Para rolar a dívida dos Correios, bancos pressionam Governo a tornar o contribuinte o fiador da operação

Os Correios enfrentam um colapso financeiro estrutural, resultado de anos de ingerência política e um modelo de negócios obsoleto. A estatal está esmagada sob uma dívida estimada por consultorias em R$ 9 bilhões, sem sequer contar o passivo de R$ 2,5 bilhões do fundo de pensão Postalis. A empresa sangra por dois flancos simultaneamente.

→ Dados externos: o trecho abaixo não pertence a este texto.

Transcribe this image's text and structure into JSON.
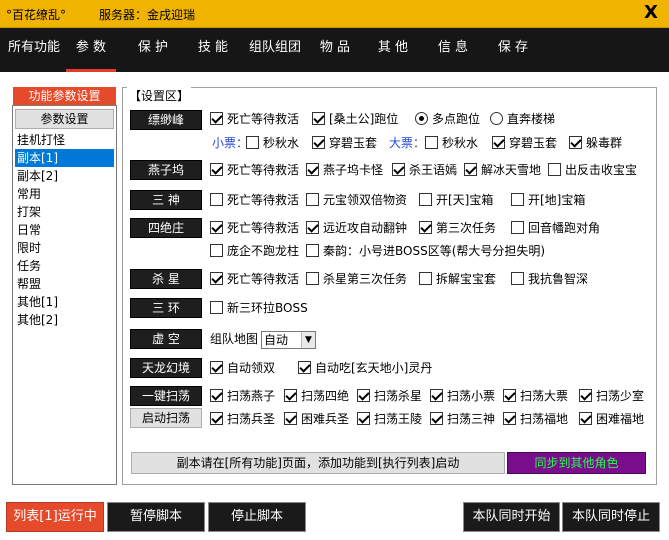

Por fora, está presa numa tempestade perfeita: sua principal fonte de receita (70%, de encomendas) é dizimada pela concorrência feroz do setor privado, enquanto sua obrigação de monopólio (30%, de cartas) é um negócio obsoleto que encolhe ano a ano. Por dentro, a hemorragia é alimentada por um histórico crônico de má gestão, gastos supérfluos, apadrinhamentos políticos e contratos suspeitos que aceleraram o rombo.

É neste cenário de insolvência iminente que a empresa busca no Governo Federal uma saída que pode custar caro ao contribuinte.

O “Plano de Modernização” de R$ 4 Bi que começa resgatando bancos

O “Plano de Modernização” de R$ 4 bilhões, solicitado pela empresa ao Governo Federal, é a fachada pública da operação. O que ela expõe, na verdade, é uma engenharia financeira onde o resgate de credores vem primeiro. Metade desse valor (R$ 2 bilhões) não irá para tecnologia ou logística, mas sim para o vencimento iminente de dívidas hoje nas mãos do Bradesco, Santander e Banco do Brasil.

A Troca Exigida: Bancos recusam R$ 2,1 Bilhões em imóveis e querem “Risco Zero”

O ponto nevrálgico não é o empréstimo em si, mas a troca de garantias. Atualmente, os bancos detêm R$ 2,1 bilhões em imóveis dos Correios. Em uma renegociação padrão, esses ativos seriam usados. No entanto, os bancos estão exigindo algo muito mais valioso: o aval do Tesouro Nacional.

Isso transforma fundamentalmente a natureza da operação. Os bancos estão, na prática, recusando os ativos físicos da estatal e exigindo o “risco zero” do Tesouro, ou seja, a garantia soberana do contribuinte. Para um banco, uma garantia imobiliária é um ativo de baixa liquidez, de difícil execução e que exige provisionamento de perdas. Um aval do Tesouro, por outro lado, é um ativo de primeira linha, sem risco, que limpa o balanço do credor instantaneamente.

A Chantagem do “Serviço Universal”: O pretexto para a transferência de risco para o povo

Não é um simples pedido de empréstimo; é uma manobra de troca de garantias. Os bancos estão transferindo o risco de um mau crédito de seus balanços privados diretamente para os cofres públicos.

A “má gestão” histórica e a necessidade inquestionável do “serviço universal” tornam-se, assim, o escudo moral perfeito para justificar essa transferência. A obrigação social dos Correios é usada como álibi para uma operação que beneficia primariamente seus credores financeiros.

A Solução Ignorada: Por que ninguém fala em vender os ativos da Estatal?

O que não é dito na narrativa dominante é que esta não é a única saída. A própria existência de um patrimônio imobiliário tão vasto aponta para a alternativa óbvia: a venda desses ativos ou sua securitização, via Fundos Imobiliários ou CRIs, para levantar capital no mercado, como sugerem economistas.

A escolha pelo aval do Tesouro, o maior já solicitado por uma estatal, não é, portanto, uma fatalidade econômica, mas uma escolha política e financeira. É o caminho de menor resistência, que evita o desgaste da venda de ativos, acalma os sindicatos e, crucialmente, atende à exigência dos bancos.

Portanto, a operação que se desenha se assemelha menos a um plano de salvação dos Correios e mais a uma socialização de perdas privadas, onde o contribuinte é chamado a ser o fiador de luxo para um risco que não deveria ser seu.